Book Review: Bleach 07 The Broken Coda by Tite Kubo

The book is always better.

I love Bleach with the exception of one big problem. Tite Kubo created Rukia Kuchiki – the kick ass soul reaper with a take-no-prisoners attitude whose full of snark. She is the farthest thing from a damsel in distress, and then Bleach Volume 07 happens.


When high school TK first witnessed the events of this manga in anime form, she was not happy. I did not want another ‘save the princess story’ from Bleach. Reading the manga, I got a different feel all together.

Rukia is not a damsel in distress. Since the events of the first book, she has fastidiously kept Ichigo’s situation a secret. No matter how meticulous she is, she knows it is impossible to hide for long. She then leaves of her own accord in order to save Ichigo.

She saved Ichigo (again).

…but he just can’t leave well enough alone.

Ow, right in the ship. Click to expand (source)

It’s thrilling to read through this knowing how the story plays out. You guys have no idea how many players they are in this simple encounter. There are so many emotions, laws and regrets mixing in this moment. Most of what you experience in The Broken Coda is from Ichigo’s perspective, which means you are ignorant to everything going on.

As a matter of fact, we readers have been ignorant all a long. It will be a few more volumes before we get a complete picture of why Rukia left, why she was attacked and why the events of the very first manga are so important. This is one of the things I love about Ichigo, though.

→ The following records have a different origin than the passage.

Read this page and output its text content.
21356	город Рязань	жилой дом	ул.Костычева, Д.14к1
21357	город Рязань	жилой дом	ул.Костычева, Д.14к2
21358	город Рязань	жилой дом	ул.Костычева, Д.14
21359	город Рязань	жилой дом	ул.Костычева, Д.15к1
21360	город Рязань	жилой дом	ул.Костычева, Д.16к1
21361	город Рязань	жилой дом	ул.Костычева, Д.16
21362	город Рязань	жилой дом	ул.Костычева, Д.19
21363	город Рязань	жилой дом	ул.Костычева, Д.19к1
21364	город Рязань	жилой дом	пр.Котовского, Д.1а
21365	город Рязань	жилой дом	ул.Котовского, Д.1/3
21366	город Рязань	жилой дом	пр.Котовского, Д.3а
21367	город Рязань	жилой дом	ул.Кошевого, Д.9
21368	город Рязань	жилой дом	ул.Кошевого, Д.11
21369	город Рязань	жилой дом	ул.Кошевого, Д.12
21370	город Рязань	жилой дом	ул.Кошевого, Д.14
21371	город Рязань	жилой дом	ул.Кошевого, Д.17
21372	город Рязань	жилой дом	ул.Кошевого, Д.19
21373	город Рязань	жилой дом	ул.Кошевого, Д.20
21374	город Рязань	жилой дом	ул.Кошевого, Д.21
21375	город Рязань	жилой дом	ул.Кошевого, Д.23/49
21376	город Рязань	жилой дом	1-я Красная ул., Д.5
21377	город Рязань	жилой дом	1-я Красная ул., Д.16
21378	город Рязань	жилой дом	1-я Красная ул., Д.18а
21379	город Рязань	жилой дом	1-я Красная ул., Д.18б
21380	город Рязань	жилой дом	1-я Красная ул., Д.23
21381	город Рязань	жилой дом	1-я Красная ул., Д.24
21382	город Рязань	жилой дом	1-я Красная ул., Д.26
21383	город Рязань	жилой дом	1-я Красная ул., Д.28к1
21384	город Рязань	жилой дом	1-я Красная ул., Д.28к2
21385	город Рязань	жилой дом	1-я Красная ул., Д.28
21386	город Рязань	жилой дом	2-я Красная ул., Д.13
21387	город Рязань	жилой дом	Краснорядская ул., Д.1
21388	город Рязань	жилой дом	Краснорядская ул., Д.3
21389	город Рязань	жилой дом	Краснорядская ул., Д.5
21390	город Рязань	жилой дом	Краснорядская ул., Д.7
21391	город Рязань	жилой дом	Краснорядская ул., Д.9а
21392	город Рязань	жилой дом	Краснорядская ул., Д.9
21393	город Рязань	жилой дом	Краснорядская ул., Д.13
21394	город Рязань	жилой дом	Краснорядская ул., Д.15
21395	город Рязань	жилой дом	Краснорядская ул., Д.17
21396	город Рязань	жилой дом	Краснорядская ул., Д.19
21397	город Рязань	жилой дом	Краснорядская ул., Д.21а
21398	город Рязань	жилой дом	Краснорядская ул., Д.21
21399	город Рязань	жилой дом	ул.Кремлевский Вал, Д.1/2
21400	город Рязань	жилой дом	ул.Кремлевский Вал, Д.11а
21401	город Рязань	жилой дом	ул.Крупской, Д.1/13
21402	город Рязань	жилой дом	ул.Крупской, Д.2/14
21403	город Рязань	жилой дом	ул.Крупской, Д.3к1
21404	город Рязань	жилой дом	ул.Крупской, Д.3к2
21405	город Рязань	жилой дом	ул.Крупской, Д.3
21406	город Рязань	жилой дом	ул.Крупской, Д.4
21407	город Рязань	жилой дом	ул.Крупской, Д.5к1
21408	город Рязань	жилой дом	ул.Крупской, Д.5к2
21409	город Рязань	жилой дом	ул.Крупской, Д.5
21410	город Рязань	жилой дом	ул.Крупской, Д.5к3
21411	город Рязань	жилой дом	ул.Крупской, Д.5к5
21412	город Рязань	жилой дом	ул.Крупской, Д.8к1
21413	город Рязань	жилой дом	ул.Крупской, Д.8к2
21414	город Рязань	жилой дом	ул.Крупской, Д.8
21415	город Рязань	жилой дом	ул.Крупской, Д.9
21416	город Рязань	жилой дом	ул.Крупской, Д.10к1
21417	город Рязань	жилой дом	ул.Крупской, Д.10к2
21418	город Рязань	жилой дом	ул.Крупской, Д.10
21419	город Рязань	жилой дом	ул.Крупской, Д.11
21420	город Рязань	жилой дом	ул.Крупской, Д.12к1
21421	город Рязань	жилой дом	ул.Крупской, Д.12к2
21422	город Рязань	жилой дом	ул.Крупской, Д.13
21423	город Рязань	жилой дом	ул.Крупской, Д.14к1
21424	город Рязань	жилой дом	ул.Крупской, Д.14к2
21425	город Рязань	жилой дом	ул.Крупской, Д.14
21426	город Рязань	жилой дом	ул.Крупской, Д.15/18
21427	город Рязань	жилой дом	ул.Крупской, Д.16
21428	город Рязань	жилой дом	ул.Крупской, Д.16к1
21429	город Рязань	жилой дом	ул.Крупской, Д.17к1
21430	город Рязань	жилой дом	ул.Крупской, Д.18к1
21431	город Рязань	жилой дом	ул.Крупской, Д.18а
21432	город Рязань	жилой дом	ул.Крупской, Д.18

He could care less about what he does or doesn’t know. He just acts on whatever he wants to do without giving a thought to consequences. This may be the first volume where he becomes painfully aware of the extent of those consequences.

…Or maybe he’ll just decided to screw it all and do what he wants anyway.

p 85
(Source: Bleach 07 page 85)

Rain takes a center stage in this manga. I haven’t mentioned this before, but there is a lot of symbolism surrounding rain in this story. In a previous volume, rain was what connected the earth and the sky, like lost lovers. Never able to touch, rain is the only thing that connects their worlds. Moreover, rain is often associated with Ichigo’s emotions, starting and stopping depending on his confidence.

Lastly, one of my favorite aspects of Bleach that is almost exclusive to the manga are the little poems and phrases that Kubo includes in the beginning. For whatever reason, this one in particular stood out to me.

We should not shed tears

That is a surrender of the body to the heart

It is only proof

That we are beings that do not know

What to do with our hearts

– Bleach 07 The Broken Coda, page 3

In Conclusion:

  • I love Rukia ^_^
  • Lots of heavy emotion
  • Extremely good foreshadowing
  • Leaves the reader with a lot of mysteries (some of which I bet you don’t even realize)
  • Despite the serious tone of this manga, it still manages to be lighthearted with plenty of snark to make me happy.

Rating: 5 Stars

Kubo, Tite. The Broken Coda. Vol. 07. San Francisco, CA: Viz, 2005. Print. Bleach.